The suggestion follows the publication of a paper arguing that oral steroids should be prescribed for all but the mildest asthma exacerbations.
Dr Steven Doherty of Australia's University of Newcastle wrote that, unless contraindications are present, patients with acute asthma should receive systemic corticosteroid doses equivalent to 1 mg/kg a day of prednisolone.
Dr Doherty examined evidence on the treatment of asthma exacerbations in emergency departments.
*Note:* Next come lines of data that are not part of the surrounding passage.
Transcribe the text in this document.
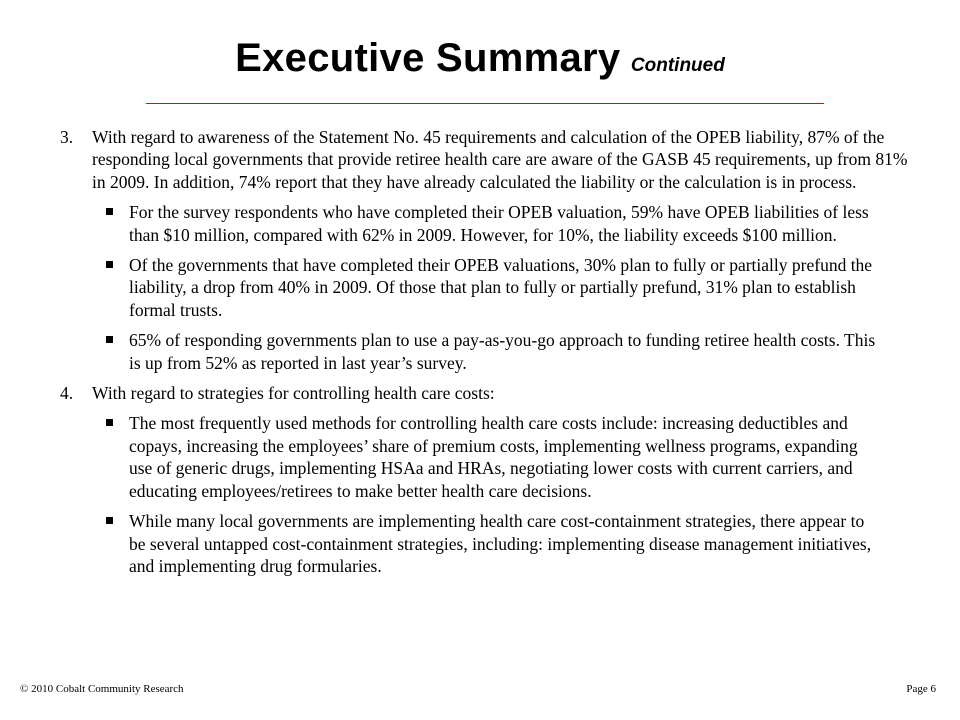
Executive Summary Continued
3.	With regard to awareness of the Statement No. 45 requirements and calculation of the OPEB liability, 87% of the responding local governments that provide retiree health care are aware of the GASB 45 requirements, up from 81% in 2009. In addition, 74% report that they have already calculated the liability or the calculation is in process.
For the survey respondents who have completed their OPEB valuation, 59% have OPEB liabilities of less than $10 million, compared with 62% in 2009. However, for 10%, the liability exceeds $100 million.
Of the governments that have completed their OPEB valuations, 30% plan to fully or partially prefund the liability, a drop from 40% in 2009. Of those that plan to fully or partially prefund, 31% plan to establish formal trusts.
65% of responding governments plan to use a pay-as-you-go approach to funding retiree health costs. This is up from 52% as reported in last year’s survey.
4.	With regard to strategies for controlling health care costs:
The most frequently used methods for controlling health care costs include: increasing deductibles and copays, increasing the employees’ share of premium costs, implementing wellness programs, expanding use of generic drugs, implementing HSAa and HRAs, negotiating lower costs with current carriers, and educating employees/retirees to make better health care decisions.
While many local governments are implementing health care cost-containment strategies, there appear to be several untapped cost-containment strategies, including: implementing disease management initiatives, and implementing drug formularies.
© 2010 Cobalt Community Research	Page 6
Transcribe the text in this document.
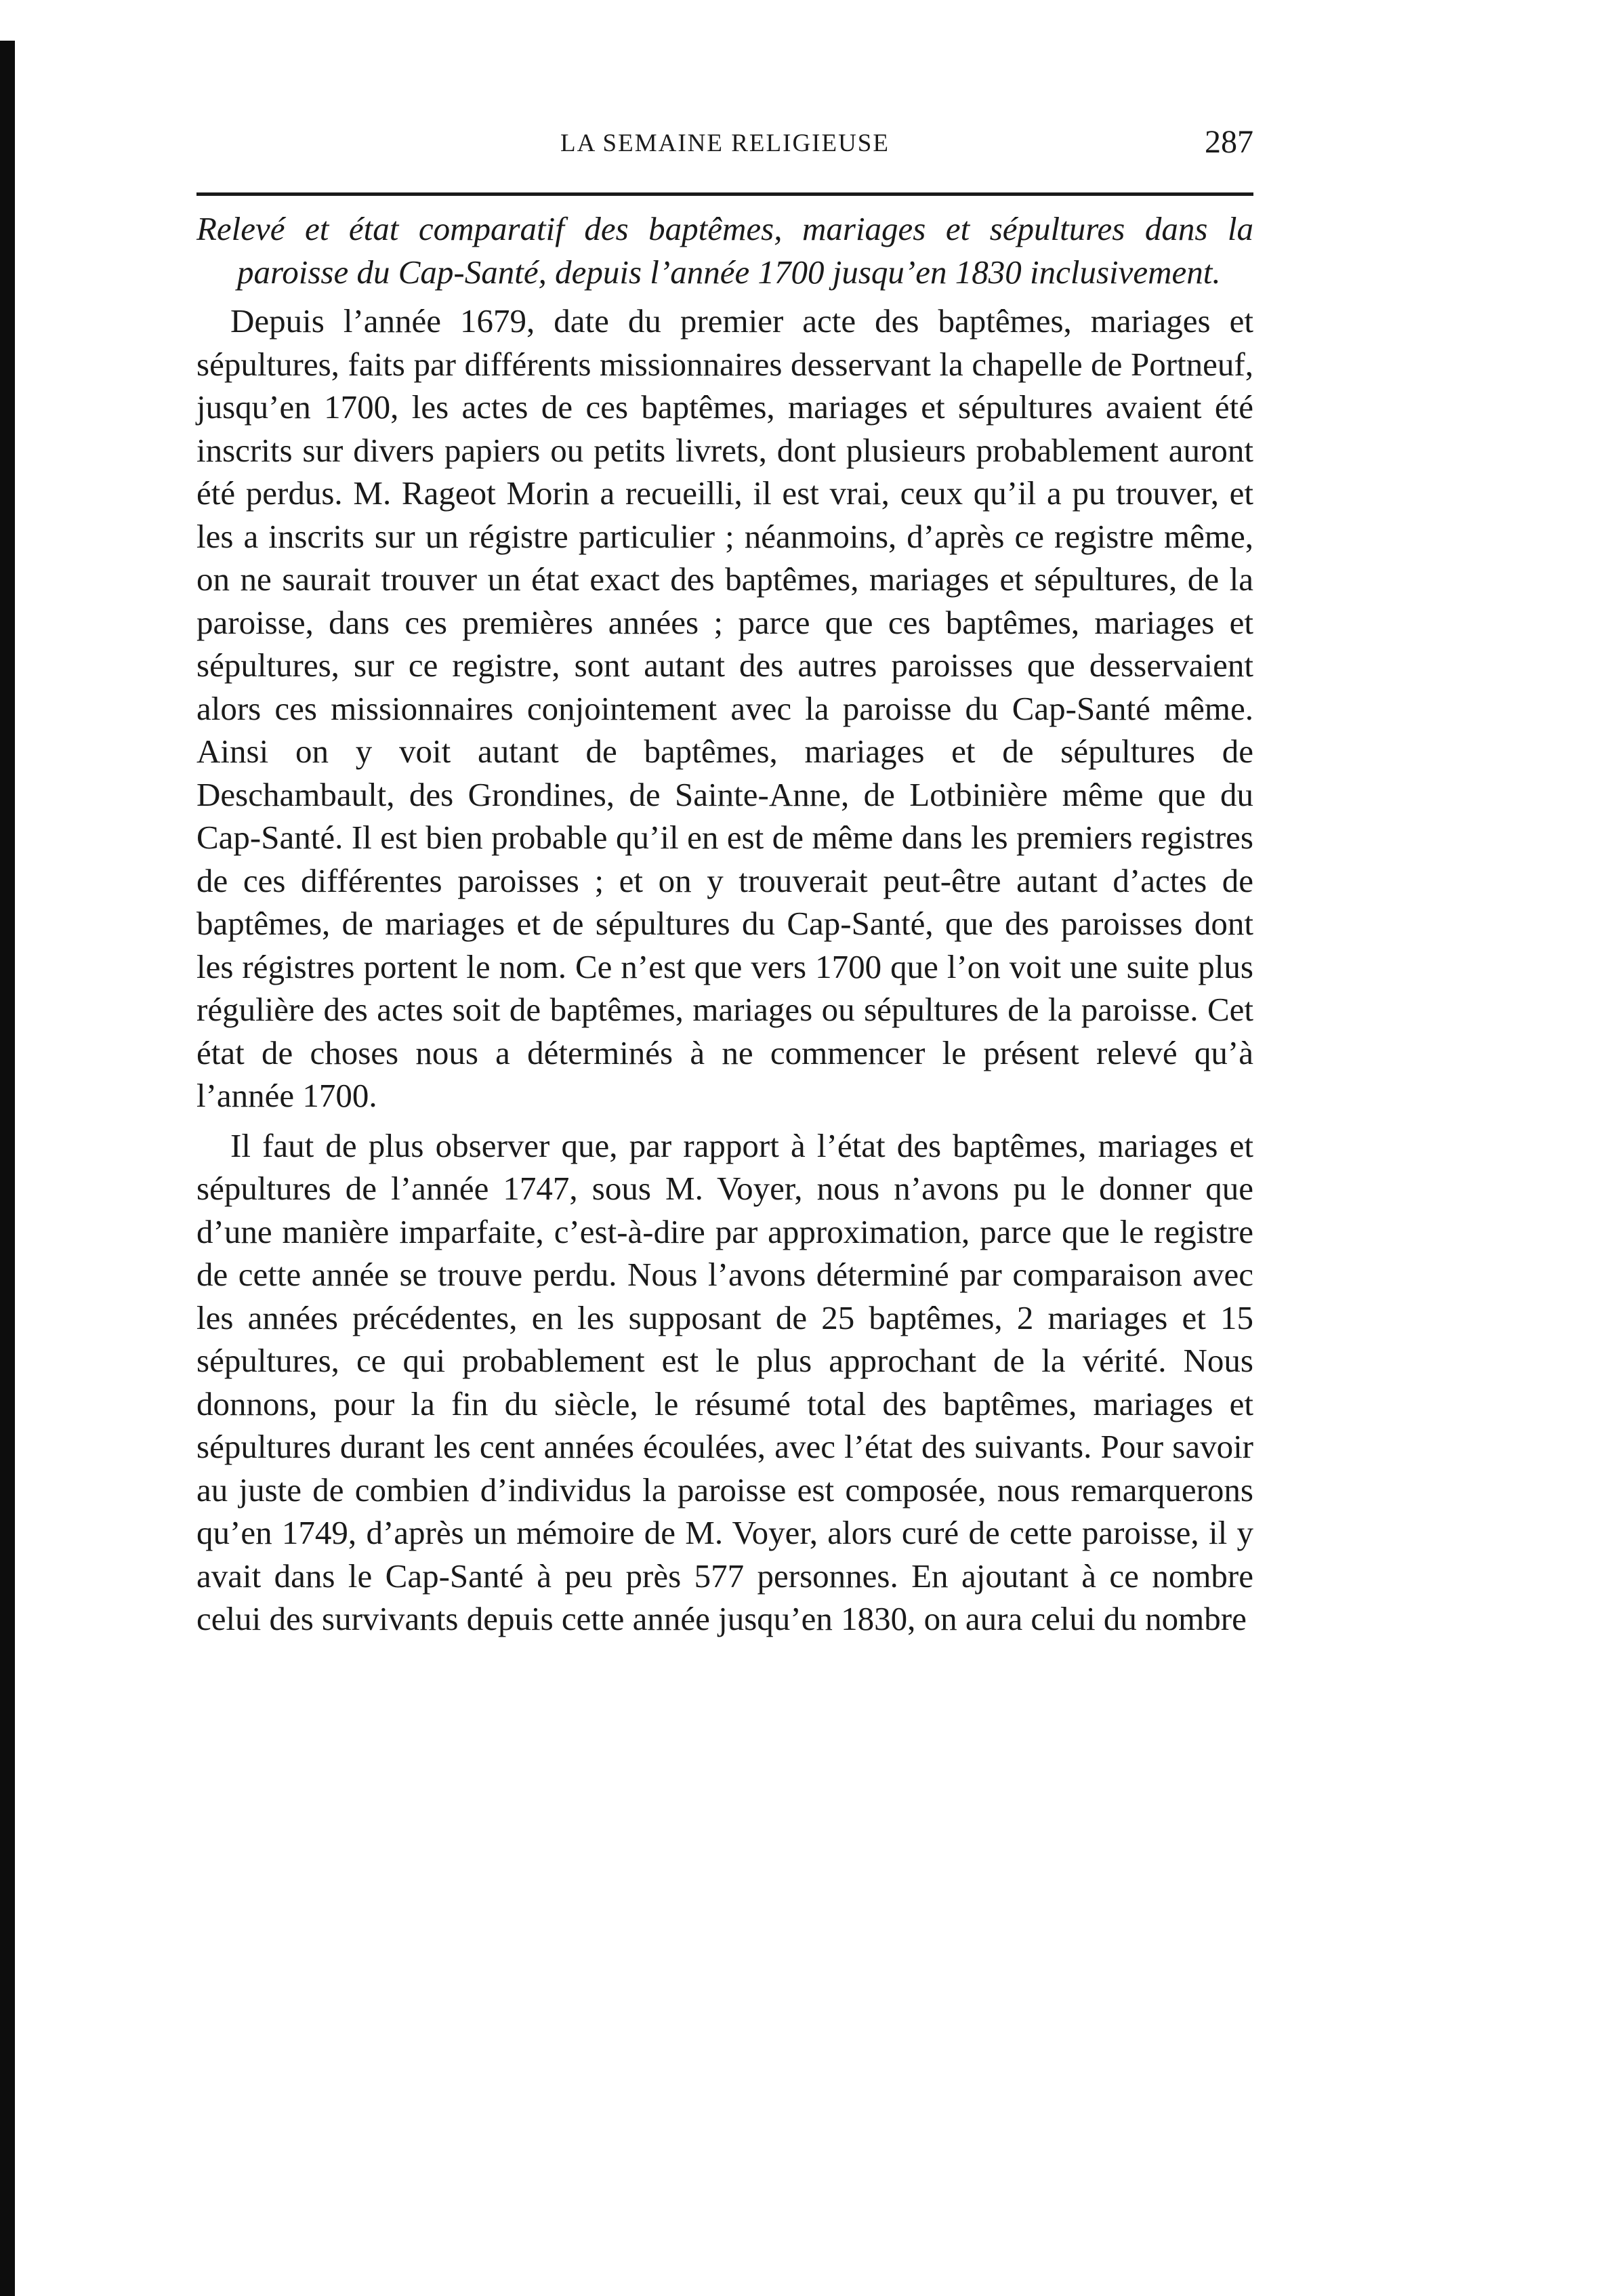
LA SEMAINE RELIGIEUSE	287

Relevé et état comparatif des baptêmes, mariages et sépultures dans la paroisse du Cap-Santé, depuis l’année 1700 jusqu’en 1830 inclusivement.

Depuis l’année 1679, date du premier acte des baptêmes, mariages et sépultures, faits par différents missionnaires desservant la chapelle de Portneuf, jusqu’en 1700, les actes de ces baptêmes, mariages et sépultures avaient été inscrits sur divers papiers ou petits livrets, dont plusieurs probablement auront été perdus. M. Rageot Morin a recueilli, il est vrai, ceux qu’il a pu trouver, et les a inscrits sur un régistre particulier ; néanmoins, d’après ce registre même, on ne saurait trouver un état exact des baptêmes, mariages et sépultures, de la paroisse, dans ces premières années ; parce que ces baptêmes, mariages et sépultures, sur ce registre, sont autant des autres paroisses que desservaient alors ces missionnaires conjointement avec la paroisse du Cap-Santé même. Ainsi on y voit autant de baptêmes, mariages et de sépultures de Deschambault, des Grondines, de Sainte-Anne, de Lotbinière même que du Cap-Santé. Il est bien probable qu’il en est de même dans les premiers registres de ces différentes paroisses ; et on y trouverait peut-être autant d’actes de baptêmes, de mariages et de sépultures du Cap-Santé, que des paroisses dont les régistres portent le nom. Ce n’est que vers 1700 que l’on voit une suite plus régulière des actes soit de baptêmes, mariages ou sépultures de la paroisse. Cet état de choses nous a déterminés à ne commencer le présent relevé qu’à l’année 1700.

Il faut de plus observer que, par rapport à l’état des baptêmes, mariages et sépultures de l’année 1747, sous M. Voyer, nous n’avons pu le donner que d’une manière imparfaite, c’est-à-dire par approximation, parce que le registre de cette année se trouve perdu. Nous l’avons déterminé par comparaison avec les années précédentes, en les supposant de 25 baptêmes, 2 mariages et 15 sépultures, ce qui probablement est le plus approchant de la vérité. Nous donnons, pour la fin du siècle, le résumé total des baptêmes, mariages et sépultures durant les cent années écoulées, avec l’état des suivants. Pour savoir au juste de combien d’individus la paroisse est composée, nous remarquerons qu’en 1749, d’après un mémoire de M. Voyer, alors curé de cette paroisse, il y avait dans le Cap-Santé à peu près 577 personnes. En ajoutant à ce nombre celui des survivants depuis cette année jusqu’en 1830, on aura celui du nombre
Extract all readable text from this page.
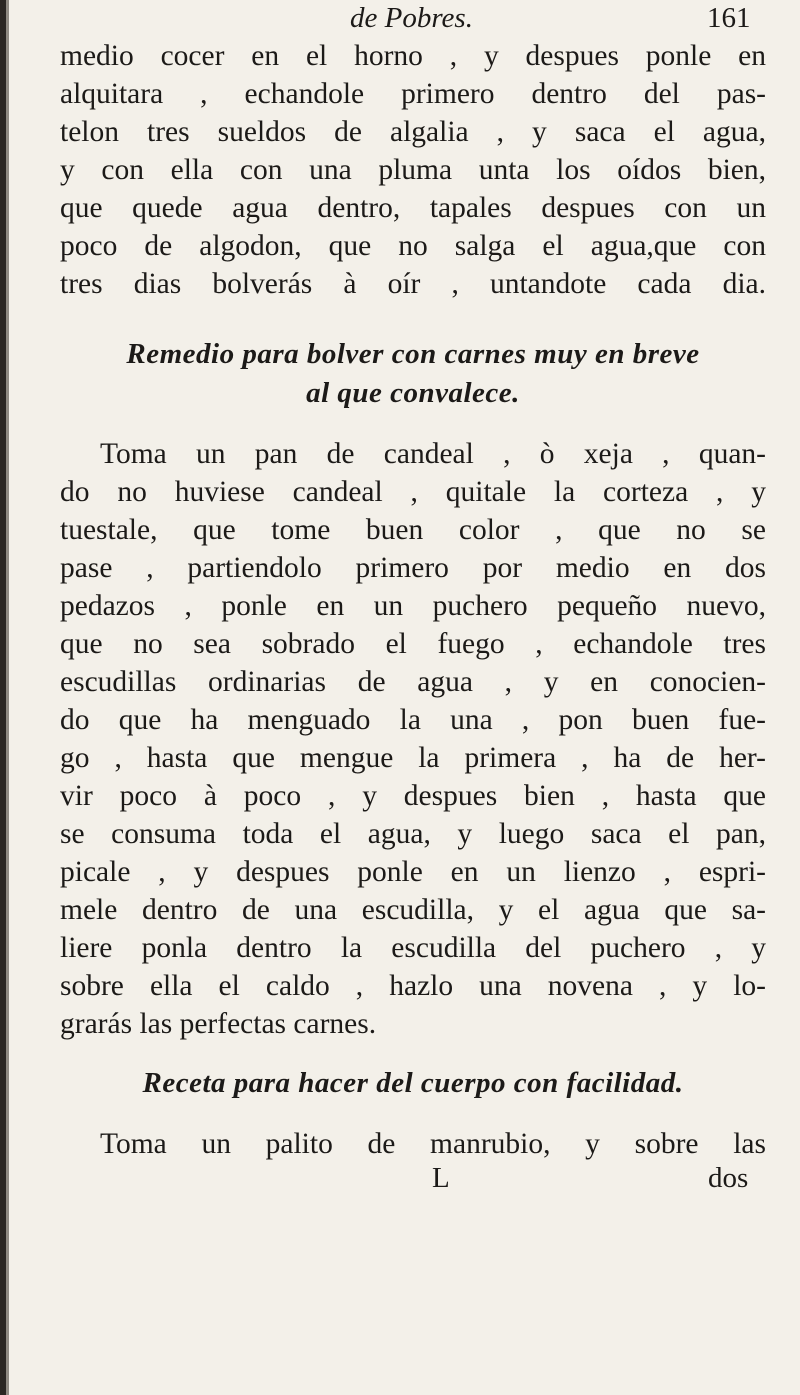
de Pobres.	161
medio cocer en el horno , y despues ponle en
alquitara , echandole primero dentro del pas-
telon tres sueldos de algalia , y saca el agua,
y con ella con una pluma unta los oídos bien,
que quede agua dentro, tapales despues con un
poco de algodon, que no salga el agua,que con
tres dias bolverás à oír , untandote cada dia.
Remedio para bolver con carnes muy en breve
al que convalece.
Toma un pan de candeal , ò xeja , quan-
do no huviese candeal , quitale la corteza , y
tuestale, que tome buen color , que no se
pase , partiendolo primero por medio en dos
pedazos , ponle en un puchero pequeño nuevo,
que no sea sobrado el fuego , echandole tres
escudillas ordinarias de agua , y en conocien-
do que ha menguado la una , pon buen fue-
go , hasta que mengue la primera , ha de her-
vir poco à poco , y despues bien , hasta que
se consuma toda el agua, y luego saca el pan,
picale , y despues ponle en un lienzo , espri-
mele dentro de una escudilla, y el agua que sa-
liere ponla dentro la escudilla del puchero , y
sobre ella el caldo , hazlo una novena , y lo-
grarás las perfectas carnes.
Receta para hacer del cuerpo con facilidad.
Toma un palito de manrubio, y sobre las
L	dos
He found that systemic corticosteroids were underprescribed.
'Although inhaled corticosteroids may yet be proved to be as effective as oral corticosteroids, most evidence to date favours systemic corticosteroids both in the acute stage and after discharge,' he said.
Dr Mike Thomas, chief medical officer for Asthma UK and a GP in Minchinhampton, Gloucestershire, said use of oral steroids by GPs and in A&E should be investigated.
He told GP that a short course of oral steroids was a safe and effective treatment for acute asthma exacerbations.
'Not every patient seen by GPs with a worsening of their asthma automatically needs a course of steroids, although if this is indeed a true asthma exacerbation then oral steroids should be given,' he said.
British Thoracic Society guidelines state that the old advice to 'double the dose or (give) oral steroids' is ineffective, and oral steroids should usually be given in the event of an exacerbation, he added.